I move in fast so he is sitting with his legs pulled up in front of him and I push his knees apart and slide in on my knees closer to him. 'Spencer. It's me.'
But he is pulling back again and I don't know why I am so pissed at this situation if I'm not meant to care, but all the time I was trying to forget him he was forgetting me anyway. I put my hands out and place one on each side of his face. I want to see those rich hazel eyes again. I want to fall into that beautiful face and feel my head spin and that light headedness I feel from looking at them, but they are not the eyes I know. These eyes are lost and sad.
'Spencer.' I say to him again and I want to run my tongue over his mouth and feel those lips under mine again but he looks so fucking scared of me. I'm going to have to start over. That's what I need to do. I need to retrain him. They've taken away from all the stuff I placed there and now I need to put it all back again.
There are only a few ways that can be done.
I can woo him and send him flowers and chocolates.
I can drug him and force him that way.
Or I can just beat him and take what I want.
Options.
I don't have flowers.
I don't have the right drugs.
I do have hands and fists.
BUT
Didn't I just say I wouldn't hurt him?
Hell he won't remember that. I am thinking these words as my fist makes contact with his eye and I'm forcing the kicking squirming Spencer onto his back.
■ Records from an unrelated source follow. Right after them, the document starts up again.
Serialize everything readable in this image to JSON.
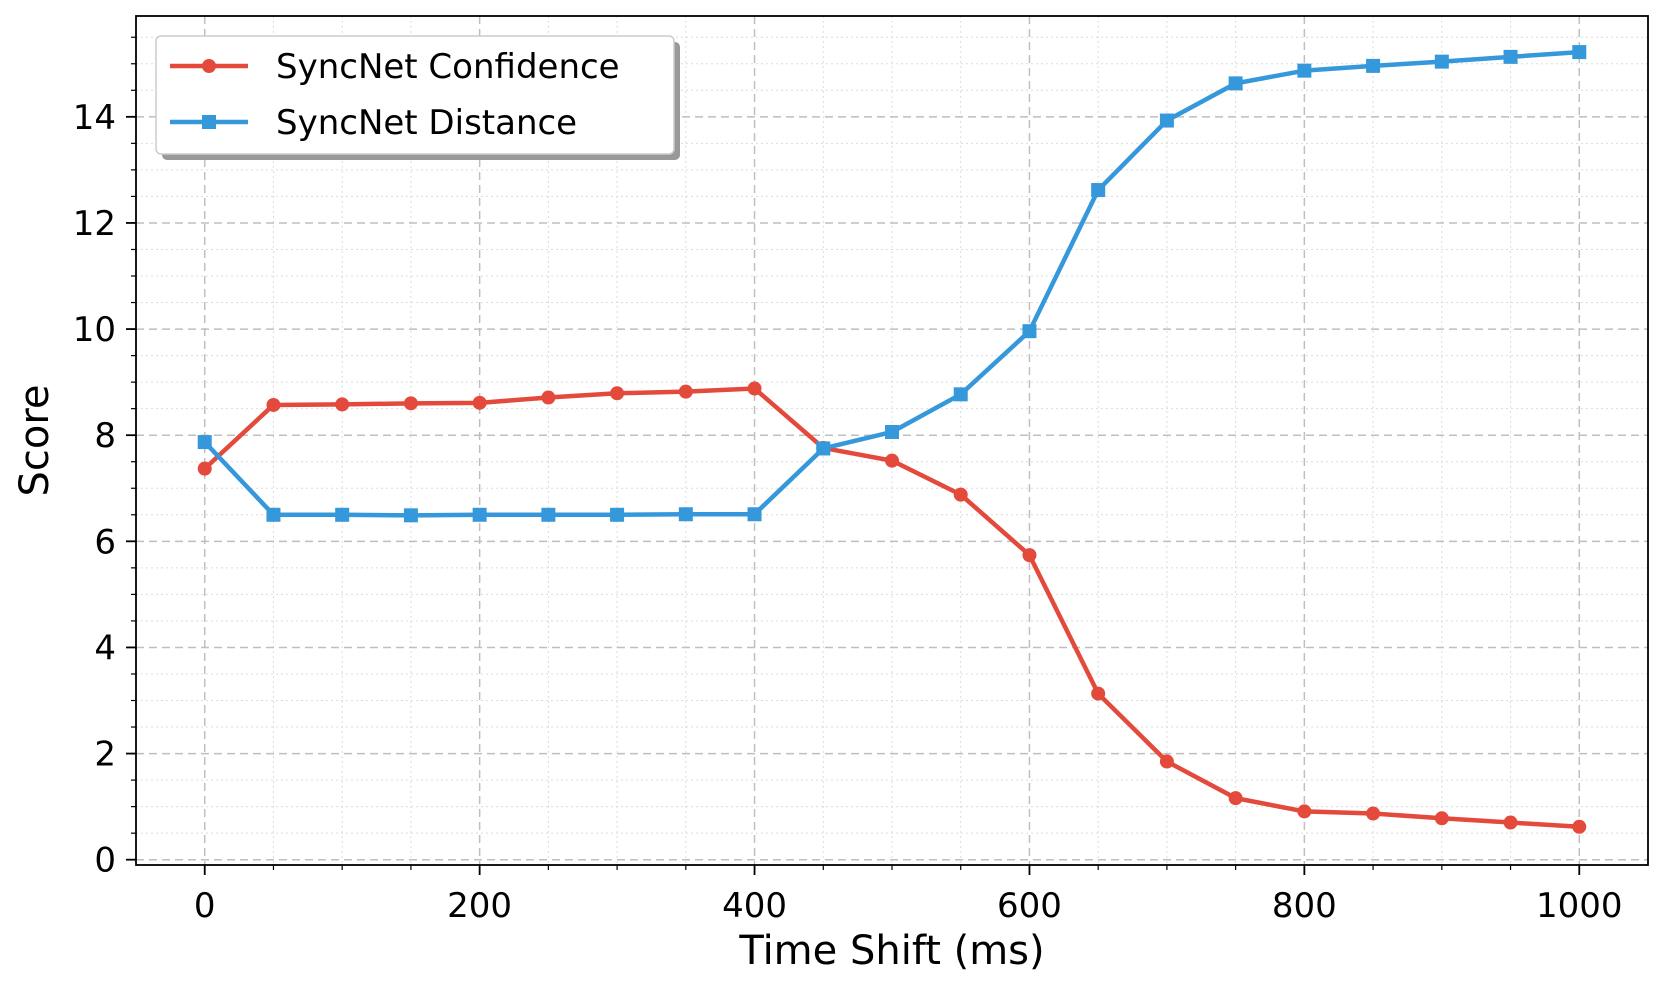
{
  "chart_data": {
    "type": "line",
    "title": "",
    "xlabel": "Time Shift (ms)",
    "ylabel": "Score",
    "x": [
      0,
      50,
      100,
      150,
      200,
      250,
      300,
      350,
      400,
      450,
      500,
      550,
      600,
      650,
      700,
      750,
      800,
      850,
      900,
      950,
      1000
    ],
    "xlim": [
      -50,
      1050
    ],
    "ylim": [
      -0.1,
      15.9
    ],
    "xticks": [
      0,
      200,
      400,
      600,
      800,
      1000
    ],
    "yticks": [
      0,
      2,
      4,
      6,
      8,
      10,
      12,
      14
    ],
    "xtick_labels": [
      "0",
      "200",
      "400",
      "600",
      "800",
      "1000"
    ],
    "ytick_labels": [
      "0",
      "2",
      "4",
      "6",
      "8",
      "10",
      "12",
      "14"
    ],
    "grid": true,
    "legend_position": "top-left",
    "series": [
      {
        "name": "SyncNet Confidence",
        "color": "#e34a3b",
        "marker": "circle",
        "values": [
          7.37,
          8.57,
          8.58,
          8.6,
          8.61,
          8.71,
          8.79,
          8.82,
          8.88,
          7.76,
          7.52,
          6.88,
          5.74,
          3.13,
          1.85,
          1.16,
          0.91,
          0.87,
          0.78,
          0.7,
          0.62
        ]
      },
      {
        "name": "SyncNet Distance",
        "color": "#3498db",
        "marker": "square",
        "values": [
          7.87,
          6.5,
          6.5,
          6.49,
          6.5,
          6.5,
          6.5,
          6.51,
          6.51,
          7.75,
          8.06,
          8.77,
          9.96,
          12.62,
          13.93,
          14.63,
          14.87,
          14.96,
          15.04,
          15.13,
          15.22
        ]
      }
    ]
  }
}
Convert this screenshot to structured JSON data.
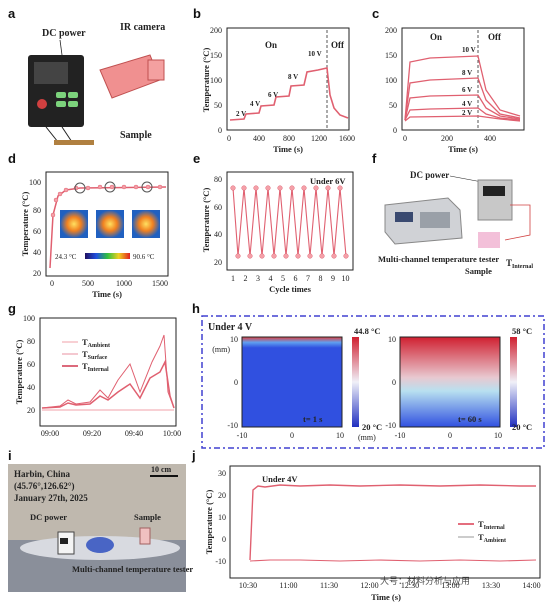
{
  "panels": {
    "a": {
      "label": "a",
      "dc_power": "DC power",
      "ir_camera": "IR camera",
      "sample": "Sample"
    },
    "b": {
      "label": "b",
      "ylabel": "Temperature (°C)",
      "xlabel": "Time (s)",
      "on": "On",
      "off": "Off",
      "yticks": [
        "0",
        "50",
        "100",
        "150",
        "200"
      ],
      "xticks": [
        "0",
        "400",
        "800",
        "1200",
        "1600"
      ],
      "steps": [
        "2 V",
        "4 V",
        "6 V",
        "8 V",
        "10 V"
      ]
    },
    "c": {
      "label": "c",
      "on": "On",
      "off": "Off",
      "xlabel": "Time (s)",
      "yticks": [
        "0",
        "50",
        "100",
        "150",
        "200"
      ],
      "xticks": [
        "0",
        "200",
        "400"
      ],
      "curves": [
        "10 V",
        "8 V",
        "6 V",
        "4 V",
        "2 V"
      ]
    },
    "d": {
      "label": "d",
      "ylabel": "Temperature (°C)",
      "xlabel": "Time (s)",
      "yticks": [
        "20",
        "40",
        "60",
        "80",
        "100"
      ],
      "xticks": [
        "0",
        "500",
        "1000",
        "1500"
      ],
      "cmin": "24.3 °C",
      "cmax": "90.6 °C"
    },
    "e": {
      "label": "e",
      "ylabel": "Temperature (°C)",
      "xlabel": "Cycle times",
      "note": "Under 6V",
      "yticks": [
        "20",
        "40",
        "60",
        "80"
      ],
      "xticks": [
        "1",
        "2",
        "3",
        "4",
        "5",
        "6",
        "7",
        "8",
        "9",
        "10"
      ]
    },
    "f": {
      "label": "f",
      "dc_power": "DC power",
      "tester": "Multi-channel temperature tester",
      "sample": "Sample",
      "internal": "T",
      "internal_sub": "Internal"
    },
    "g": {
      "label": "g",
      "ylabel": "Temperature (°C)",
      "yticks": [
        "20",
        "40",
        "60",
        "80",
        "100"
      ],
      "xticks": [
        "09:00",
        "09:20",
        "09:40",
        "10:00"
      ],
      "legend": [
        {
          "t": "T",
          "s": "Ambient"
        },
        {
          "t": "T",
          "s": "Surface"
        },
        {
          "t": "T",
          "s": "Internal"
        }
      ]
    },
    "h": {
      "label": "h",
      "title": "Under 4 V",
      "left_max": "44.8 °C",
      "left_min": "20 °C",
      "right_max": "58 °C",
      "right_min": "20 °C",
      "t1": "t= 1 s",
      "t2": "t= 60 s",
      "mm": "(mm)",
      "yticks": [
        "10",
        "0",
        "-10"
      ],
      "xticks": [
        "-10",
        "0",
        "10"
      ]
    },
    "i": {
      "label": "i",
      "loc1": "Harbin, China",
      "loc2": "(45.76°,126.62°)",
      "date": "January 27th, 2025",
      "scale": "10 cm",
      "dc": "DC power",
      "sample": "Sample",
      "tester": "Multi-channel temperature tester"
    },
    "j": {
      "label": "j",
      "ylabel": "Temperature (°C)",
      "xlabel": "Time (s)",
      "note": "Under 4V",
      "yticks": [
        "30",
        "20",
        "10",
        "0",
        "-10"
      ],
      "xticks": [
        "10:30",
        "11:00",
        "11:30",
        "12:00",
        "12:30",
        "13:00",
        "13:30",
        "14:00"
      ],
      "legend": [
        {
          "t": "T",
          "s": "Internal"
        },
        {
          "t": "T",
          "s": "Ambient"
        }
      ]
    }
  },
  "watermark": "大号：材料分析与应用"
}
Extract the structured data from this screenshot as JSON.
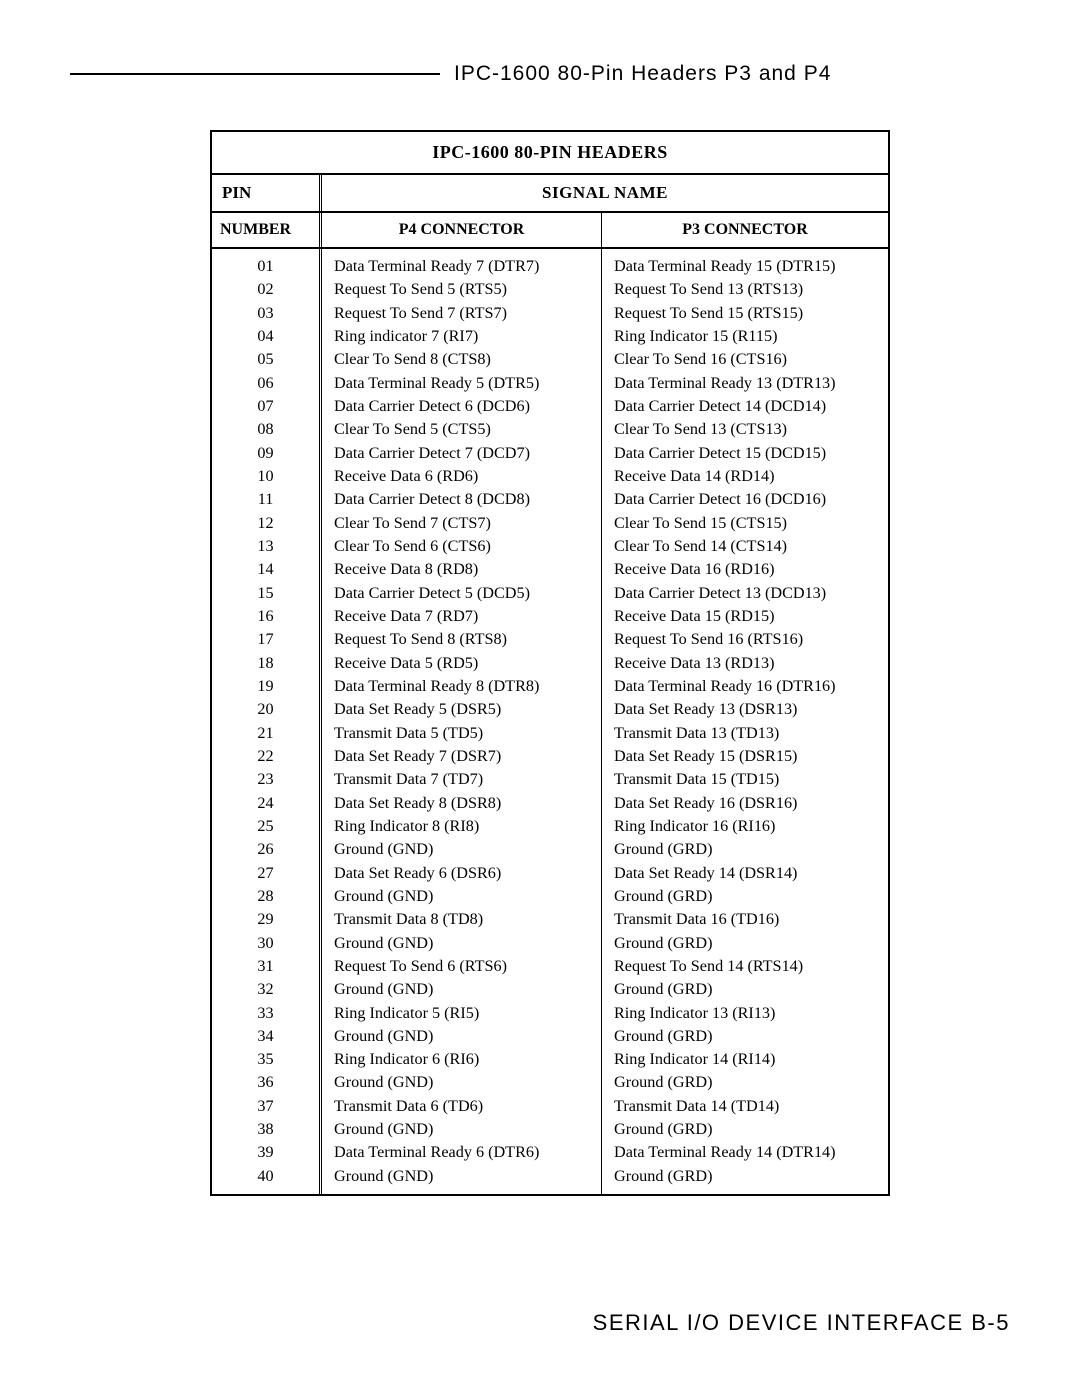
{
  "header": {
    "rule_title": "IPC-1600 80-Pin Headers P3 and P4"
  },
  "table": {
    "title": "IPC-1600 80-PIN HEADERS",
    "pin_label": "PIN",
    "signal_label": "SIGNAL NAME",
    "number_label": "NUMBER",
    "p4_label": "P4 CONNECTOR",
    "p3_label": "P3 CONNECTOR",
    "rows": [
      {
        "pin": "01",
        "p4": "Data Terminal Ready 7 (DTR7)",
        "p3": "Data Terminal Ready 15 (DTR15)"
      },
      {
        "pin": "02",
        "p4": "Request To Send 5 (RTS5)",
        "p3": "Request To Send 13 (RTS13)"
      },
      {
        "pin": "03",
        "p4": "Request To Send 7 (RTS7)",
        "p3": "Request To Send 15 (RTS15)"
      },
      {
        "pin": "04",
        "p4": "Ring indicator 7 (RI7)",
        "p3": "Ring Indicator 15 (R115)"
      },
      {
        "pin": "05",
        "p4": "Clear To Send 8 (CTS8)",
        "p3": "Clear To Send 16 (CTS16)"
      },
      {
        "pin": "06",
        "p4": "Data Terminal Ready 5 (DTR5)",
        "p3": "Data Terminal Ready 13 (DTR13)"
      },
      {
        "pin": "07",
        "p4": "Data Carrier Detect 6 (DCD6)",
        "p3": "Data Carrier Detect 14 (DCD14)"
      },
      {
        "pin": "08",
        "p4": "Clear To Send 5 (CTS5)",
        "p3": "Clear To Send 13 (CTS13)"
      },
      {
        "pin": "09",
        "p4": "Data Carrier Detect 7 (DCD7)",
        "p3": "Data Carrier Detect 15 (DCD15)"
      },
      {
        "pin": "10",
        "p4": "Receive Data 6 (RD6)",
        "p3": "Receive Data 14 (RD14)"
      },
      {
        "pin": "11",
        "p4": "Data Carrier Detect 8 (DCD8)",
        "p3": "Data Carrier Detect 16 (DCD16)"
      },
      {
        "pin": "12",
        "p4": "Clear To Send 7 (CTS7)",
        "p3": "Clear To Send 15 (CTS15)"
      },
      {
        "pin": "13",
        "p4": "Clear To Send 6 (CTS6)",
        "p3": "Clear To Send 14 (CTS14)"
      },
      {
        "pin": "14",
        "p4": "Receive Data 8 (RD8)",
        "p3": "Receive Data 16 (RD16)"
      },
      {
        "pin": "15",
        "p4": "Data Carrier Detect 5 (DCD5)",
        "p3": "Data Carrier Detect 13 (DCD13)"
      },
      {
        "pin": "16",
        "p4": "Receive Data 7 (RD7)",
        "p3": "Receive Data 15 (RD15)"
      },
      {
        "pin": "17",
        "p4": "Request To Send 8 (RTS8)",
        "p3": "Request To Send 16 (RTS16)"
      },
      {
        "pin": "18",
        "p4": "Receive Data 5 (RD5)",
        "p3": "Receive Data 13 (RD13)"
      },
      {
        "pin": "19",
        "p4": "Data Terminal Ready 8 (DTR8)",
        "p3": "Data Terminal Ready 16 (DTR16)"
      },
      {
        "pin": "20",
        "p4": "Data Set Ready 5 (DSR5)",
        "p3": "Data Set Ready 13 (DSR13)"
      },
      {
        "pin": "21",
        "p4": "Transmit Data 5 (TD5)",
        "p3": "Transmit Data 13 (TD13)"
      },
      {
        "pin": "22",
        "p4": "Data Set Ready 7 (DSR7)",
        "p3": "Data Set Ready 15 (DSR15)"
      },
      {
        "pin": "23",
        "p4": "Transmit Data 7 (TD7)",
        "p3": "Transmit Data 15 (TD15)"
      },
      {
        "pin": "24",
        "p4": "Data Set Ready 8 (DSR8)",
        "p3": "Data Set Ready 16 (DSR16)"
      },
      {
        "pin": "25",
        "p4": "Ring Indicator 8 (RI8)",
        "p3": "Ring Indicator 16 (RI16)"
      },
      {
        "pin": "26",
        "p4": "Ground (GND)",
        "p3": "Ground (GRD)"
      },
      {
        "pin": "27",
        "p4": "Data Set Ready 6 (DSR6)",
        "p3": "Data Set Ready 14 (DSR14)"
      },
      {
        "pin": "28",
        "p4": "Ground (GND)",
        "p3": "Ground (GRD)"
      },
      {
        "pin": "29",
        "p4": "Transmit Data 8 (TD8)",
        "p3": "Transmit Data 16 (TD16)"
      },
      {
        "pin": "30",
        "p4": "Ground (GND)",
        "p3": "Ground (GRD)"
      },
      {
        "pin": "31",
        "p4": "Request To Send 6 (RTS6)",
        "p3": "Request To Send 14 (RTS14)"
      },
      {
        "pin": "32",
        "p4": "Ground (GND)",
        "p3": "Ground (GRD)"
      },
      {
        "pin": "33",
        "p4": "Ring Indicator 5 (RI5)",
        "p3": "Ring Indicator 13 (RI13)"
      },
      {
        "pin": "34",
        "p4": "Ground (GND)",
        "p3": "Ground (GRD)"
      },
      {
        "pin": "35",
        "p4": "Ring Indicator 6 (RI6)",
        "p3": "Ring Indicator 14 (RI14)"
      },
      {
        "pin": "36",
        "p4": "Ground (GND)",
        "p3": "Ground (GRD)"
      },
      {
        "pin": "37",
        "p4": "Transmit Data 6 (TD6)",
        "p3": "Transmit Data 14 (TD14)"
      },
      {
        "pin": "38",
        "p4": "Ground (GND)",
        "p3": "Ground (GRD)"
      },
      {
        "pin": "39",
        "p4": "Data Terminal Ready 6 (DTR6)",
        "p3": "Data Terminal Ready 14 (DTR14)"
      },
      {
        "pin": "40",
        "p4": "Ground (GND)",
        "p3": "Ground (GRD)"
      }
    ]
  },
  "footer": {
    "text": "SERIAL I/O DEVICE INTERFACE   B-5"
  }
}
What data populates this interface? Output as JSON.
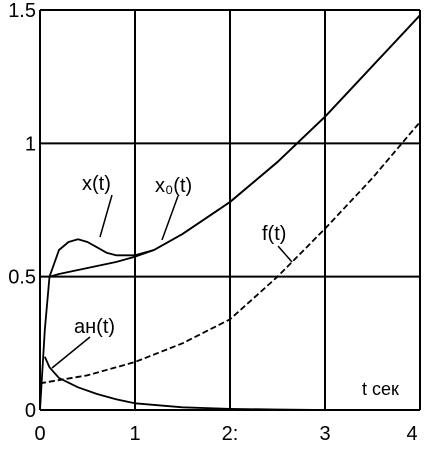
{
  "chart_data": {
    "type": "line",
    "title": "",
    "xlabel": "t сек",
    "ylabel": "",
    "xlim": [
      0,
      4
    ],
    "ylim": [
      0,
      1.5
    ],
    "grid": true,
    "legend": "none",
    "x_ticks": [
      "0",
      "1",
      "2:",
      "3",
      "4"
    ],
    "y_ticks": [
      "0",
      "0.5",
      "1",
      "1.5"
    ],
    "series": [
      {
        "name": "x(t)",
        "style": "solid",
        "x": [
          0,
          0.05,
          0.1,
          0.2,
          0.3,
          0.4,
          0.5,
          0.6,
          0.7,
          0.8,
          1.0,
          1.2,
          1.5,
          2.0,
          2.5,
          3.0,
          3.5,
          4.0
        ],
        "y": [
          0.0,
          0.3,
          0.5,
          0.6,
          0.63,
          0.64,
          0.63,
          0.61,
          0.59,
          0.58,
          0.58,
          0.6,
          0.66,
          0.78,
          0.93,
          1.1,
          1.29,
          1.48
        ]
      },
      {
        "name": "x₀(t)",
        "style": "solid",
        "x": [
          0.1,
          0.2,
          0.4,
          0.6,
          0.8,
          1.0,
          1.2,
          1.5,
          2.0,
          2.5,
          3.0,
          3.5,
          4.0
        ],
        "y": [
          0.5,
          0.51,
          0.525,
          0.54,
          0.555,
          0.575,
          0.6,
          0.66,
          0.78,
          0.93,
          1.1,
          1.29,
          1.48
        ]
      },
      {
        "name": "f(t)",
        "style": "dashed",
        "x": [
          0,
          0.5,
          1.0,
          1.5,
          2.0,
          2.5,
          3.0,
          3.5,
          4.0
        ],
        "y": [
          0.1,
          0.13,
          0.18,
          0.25,
          0.34,
          0.5,
          0.68,
          0.87,
          1.08
        ]
      },
      {
        "name": "aн(t)",
        "style": "solid",
        "x": [
          0.05,
          0.1,
          0.2,
          0.4,
          0.6,
          0.8,
          1.0,
          1.5,
          2.0,
          2.5,
          3.0,
          4.0
        ],
        "y": [
          0.2,
          0.16,
          0.12,
          0.085,
          0.06,
          0.04,
          0.025,
          0.01,
          0.004,
          0.002,
          0.0,
          0.0
        ]
      }
    ],
    "annotations": [
      {
        "text": "x(t)",
        "series": 0
      },
      {
        "text": "x₀(t)",
        "series": 1
      },
      {
        "text": "f(t)",
        "series": 2
      },
      {
        "text": "aн(t)",
        "series": 3
      }
    ]
  }
}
I forget about the burns and blisters. I forget that I'm meant to protect him and I pull at his clothing and he is saying 'Please don't – please stop.' But his voice is so quiet I hardly hear it over my own noises. And is face is salty as I lick away his tears and rip into him. And yes I've been whoring, but
…this is Spencer, and I've missed this. The feel of his ribs under my hands. His smell. His flesh. Spencer's hair and Spencer's body under mine. This is what made me weak. Sod drugs and alcohol and whatever else there is, Spencer is my vice. I don't know if this is love or just addiction, but I need this like I need air to breathe.
No, more than that, I can survive lack of oxygen. I can't survive lack of this sweet arse.